# Absolute Value of Power

## Theorem

Let $x$, $y$ be real numbers.

Let $x^y$, $x$ to the power of $y$, be real.

Then:

- $\left \vert {x^y} \right \vert = \left \vert {x} \right \vert ^y$

## Proof

If $x = 0$, the theorem clearly holds, by the definition of powers of zero.

Suppose $x \ne 0$.

We use the interpretation of real numbers as wholly real complex numbers.

Likewise we interpret the absolute value of $x$ as the modulus of $x$.

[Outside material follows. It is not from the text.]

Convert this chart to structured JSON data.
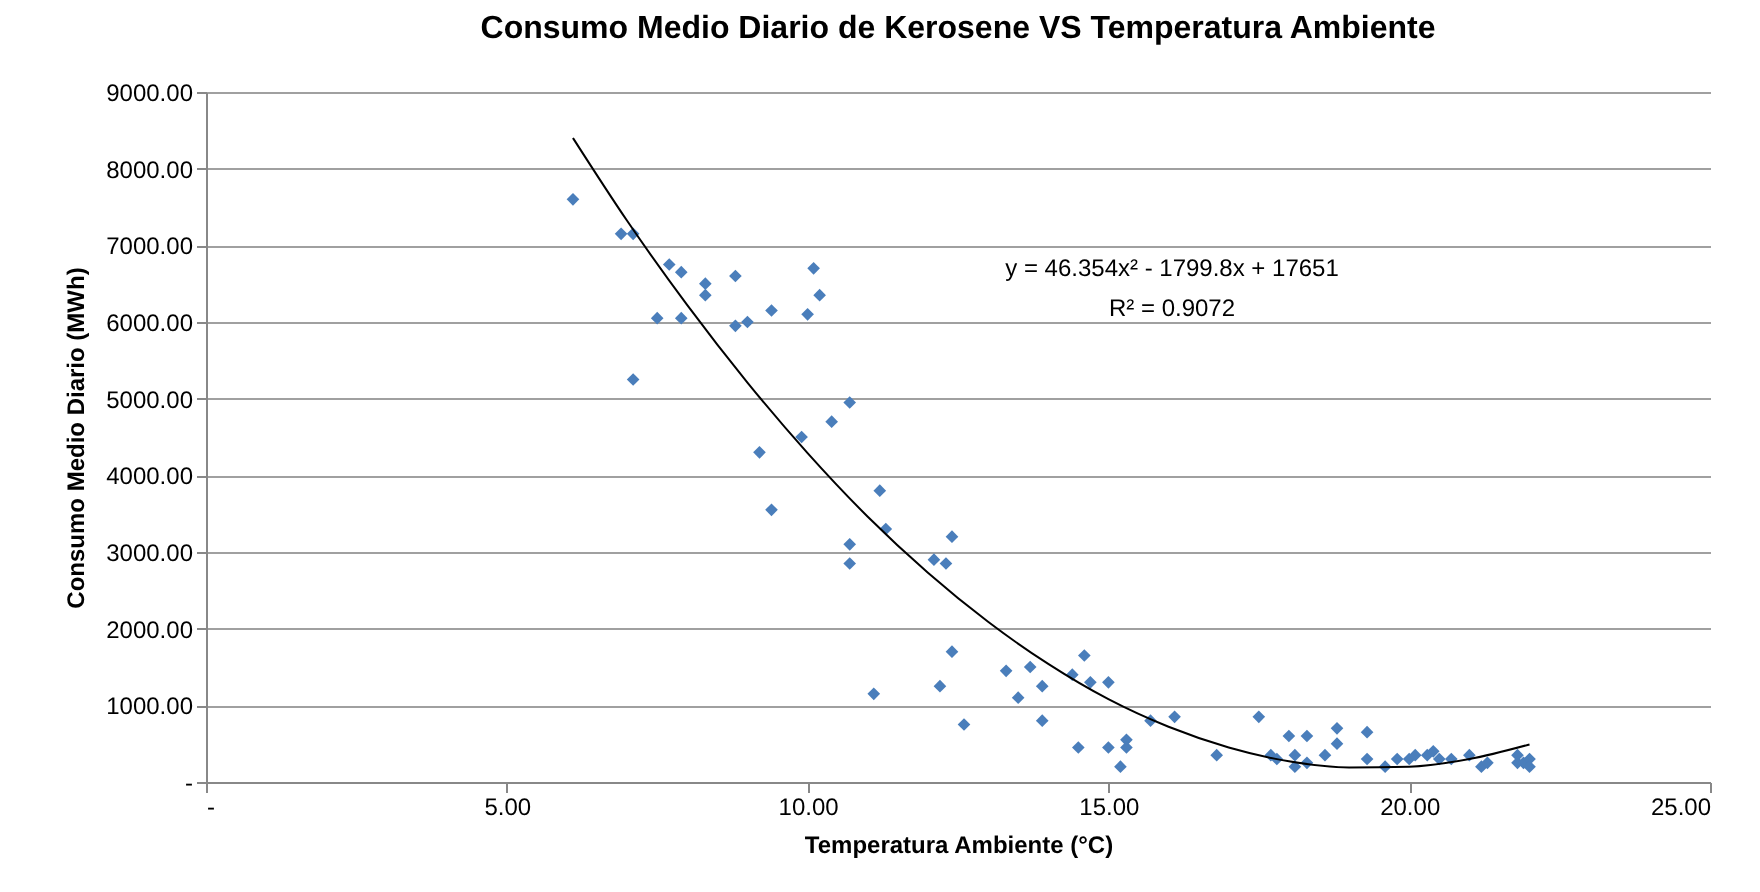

Then $x$ can be expressed in polar form:

- $x = r e^{i\theta}$

where $r = \left \vert {x}\right \vert$ and $\theta$ is an argument of $x$.

Then:

\(\displaystyle x\) | \(=\) | \(\displaystyle r e^{i\theta}\) | |||||||||||

\(\displaystyle \implies \ \ \) | \(\displaystyle x^y\) | \(=\) | \(\displaystyle \left(r{e^{i\theta} }\right)^y\) | ||||||||||

\(\displaystyle \) | \(=\) | \(\displaystyle r^y e^{i \theta y}\) | |||||||||||

\(\displaystyle \implies \ \ \) | \(\displaystyle \left \vert {x^y} \right \vert\) | \(=\) | \(\displaystyle \left \vert {r^y e^{i \theta y} } \right \vert\) | ||||||||||

\(\displaystyle \) | \(=\) | \(\displaystyle \left \vert {r^y} \right \vert \left \vert {e^{i \theta y} } \right \vert\) | Modulus of Product | ||||||||||

\(\displaystyle \) | \(=\) | \(\displaystyle \left \vert {r^y} \right \vert\) | Modulus of Exponential of Imaginary Number is One | ||||||||||

\(\displaystyle \) | \(=\) | \(\displaystyle \left \vert {\left \vert {x} \right \vert^y} \right \vert\) | by definition of $r$ | ||||||||||

\(\displaystyle \) | \(=\) | \(\displaystyle \left \vert {x} \right \vert^y\) | as $\left \vert {x} \right \vert^y \ge 0$ |

$\blacksquare$